2.5 Supporting files and directories

SPAdes stores compiled binaries in the directory build and reuses them. To save disk space, or to force SPAdes to recompile the binaries, just delete this directory. Most users will not need to do this.

For each SPAdes run, we create the directory spades_<date_time> in spades_output/<project_name>. It contains internal configs, logs and intermediate results for different values of k. We also have symbolic links latest and latest_success to the directories for the latest and the latest successful runs.

3 Postprocessing

After running SPAdes you can evaluate different quality metrics using our pipeline. Please see quality.html for details.

SPAdes can generate a SAM file for further processing, but SAM files are very large, so you need to set the --generate-sam-file option in the command line. SAM file contains information about the alignment of the original reads to the resulting contigs. We recommend using Tablet [3] to visualize these alignments.

Also we recommend to use SEQuel [4] after SPAdes to further reduce the number of small errors (single nucleotide substitutions and small indels). It also requires the SAM-file as input.

The current version of SPAdes does not have a scaffolding stage. One can use a separate scaffolder such as Opera [2].

4 Feedback and bug reports

We will be thankful if you help us make SPAdes better by sending your comments, bug reports, and suggestions to spades.support@bioinf.spbau.ru.
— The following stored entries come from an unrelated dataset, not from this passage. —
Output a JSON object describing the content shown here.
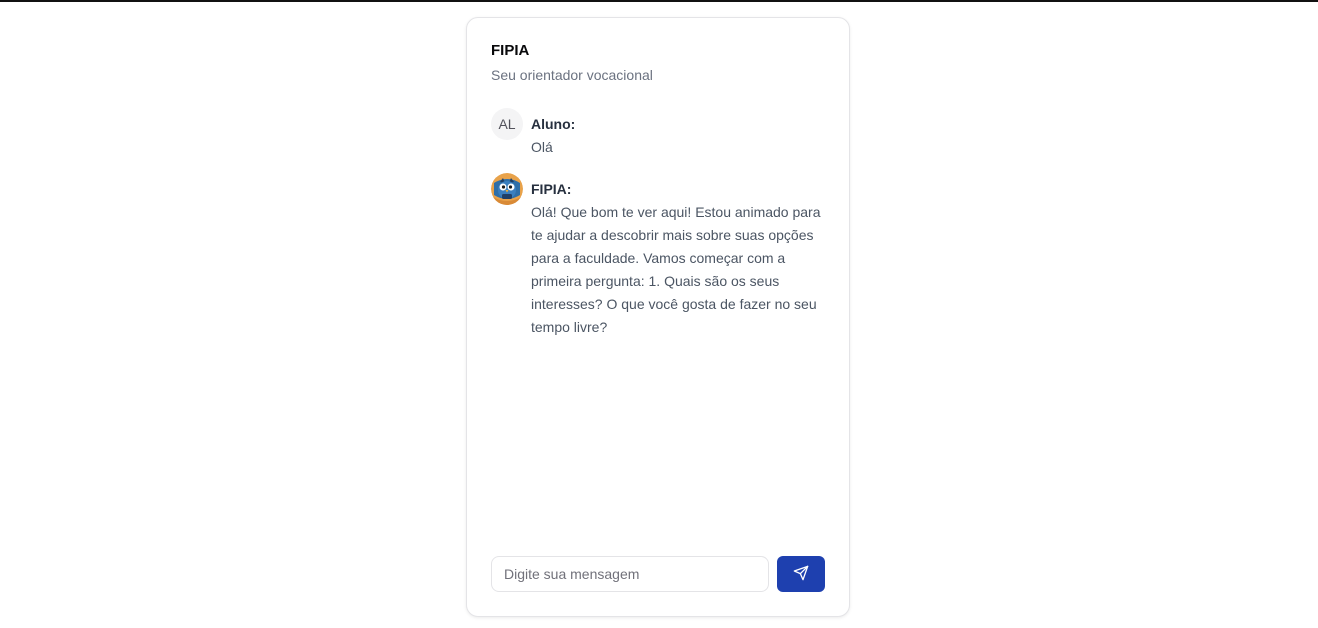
{
  "app": {
    "title": "FIPIA",
    "subtitle": "Seu orientador vocacional"
  },
  "messages": [
    {
      "role": "user",
      "avatar_text": "AL",
      "sender": "Aluno:",
      "text": "Olá"
    },
    {
      "role": "assistant",
      "avatar_icon": "owl-mascot-icon",
      "sender": "FIPIA:",
      "text": "Olá! Que bom te ver aqui! Estou animado para te ajudar a descobrir mais sobre suas opções para a faculdade. Vamos começar com a primeira pergunta: 1. Quais são os seus interesses? O que você gosta de fazer no seu tempo livre?"
    }
  ],
  "composer": {
    "placeholder": "Digite sua mensagem",
    "value": "",
    "send_icon": "send-icon"
  },
  "colors": {
    "accent": "#1e40af",
    "background": "#ffffff",
    "border": "#e4e4e7"
  }
}
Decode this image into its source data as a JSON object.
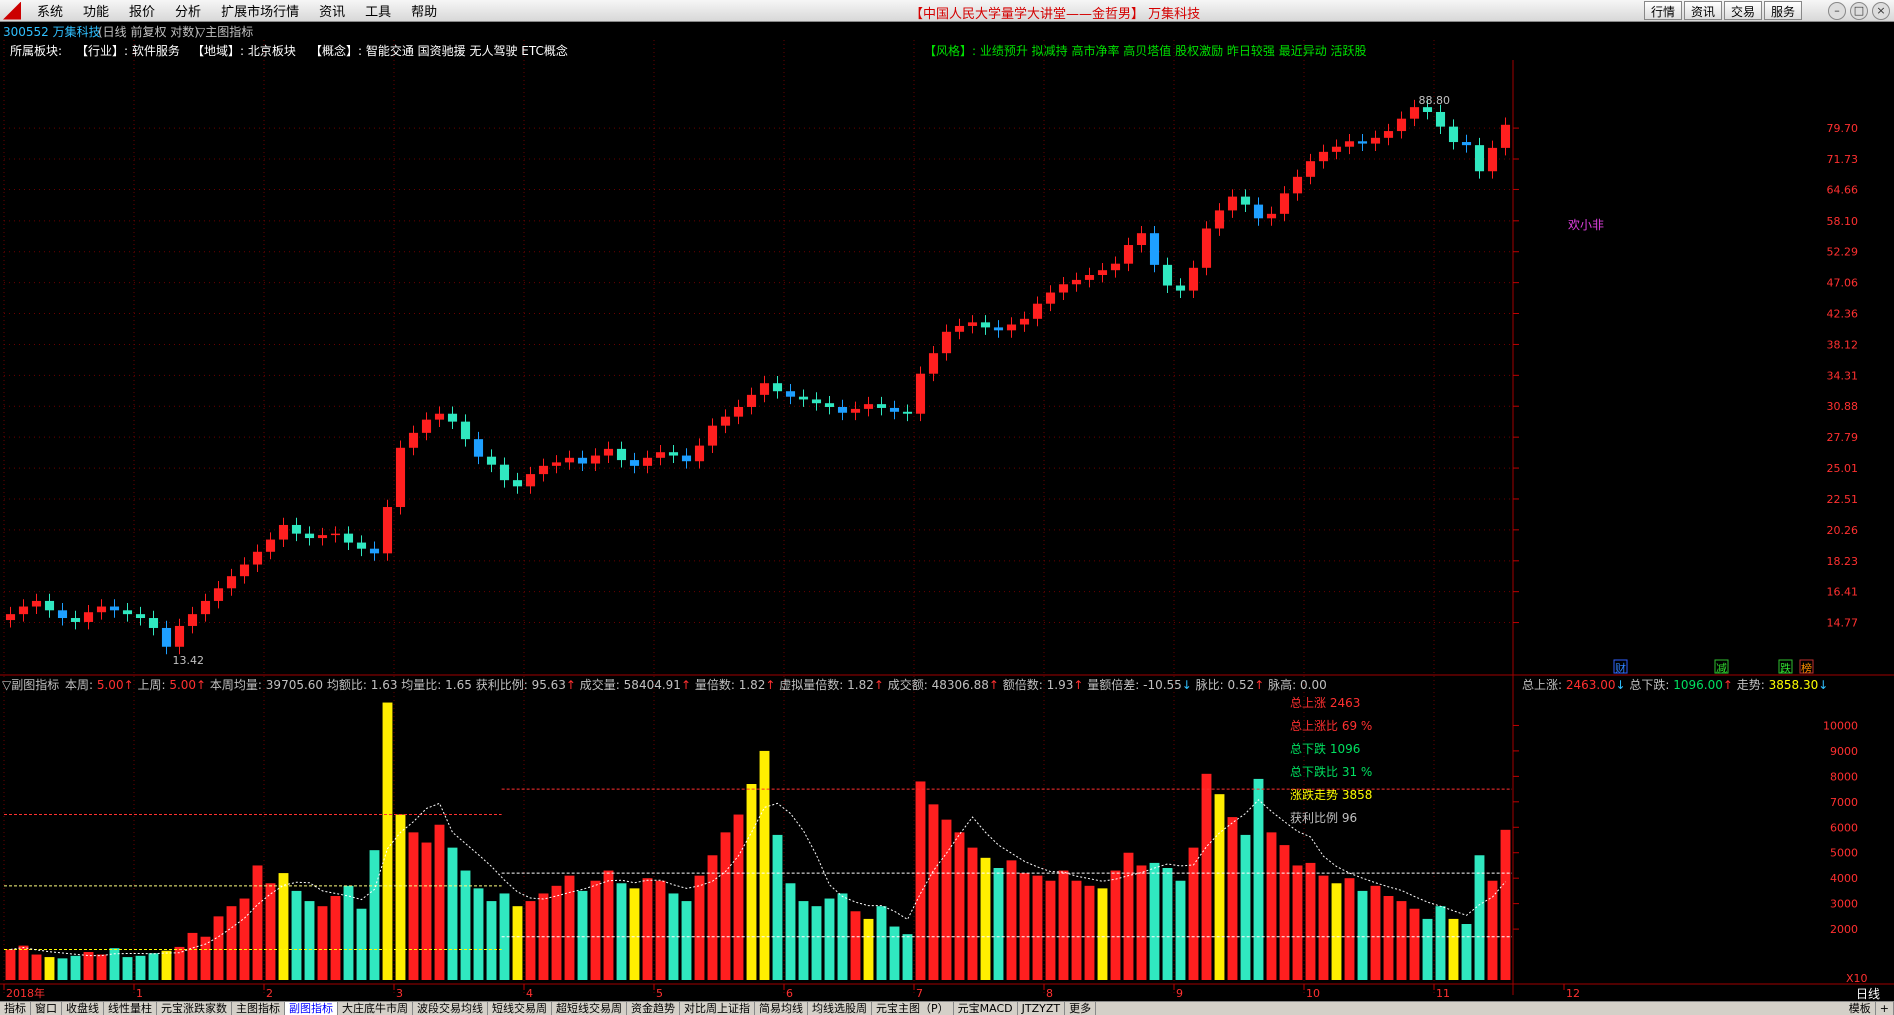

We kindly ask you to attach file params.txt and logs corrected/correction.log and contigs/assembly.log if you have troubles running SPAdes. These files are placed in the directory <output_dir>/<project_name>.

References

[1] A. Bankevich, S. Nurk, et al. SPAdes: A New Genome Assembly Algorithm and Its Applications to Single-Cell Sequencing. Journal of Computational Biology. May 2012, 19(5): 455-477. doi:10.1089/cmb.2012.0021.

[2] Song Gao, Wing-Kin Sung, and Niranjan Nagarajan. Opera: reconstructing optimal genomic scaffolds with high-throughput paired-end sequences. Journal of Computational Biology. November 2011, 18(11): 1681-1691. doi:10.1089/cmb.2011.0170.

[3] I. Milne, M. Bayer, L. Cardle, P. Shaw, G. Stephen, F.Wright, and D. Marshall. Tablet — next generation sequence assembly visualization. Bioinformatics (2010) 26 (3): 401-402. doi: 10.1093/bioinformatics/btp666

[4] R. Ronen, C. Boucher, H. Chitsaz, and P. Pevzner. SEQuel: Improving the accuracy of genome assemblies. Bioinformatics, 2012. To appear.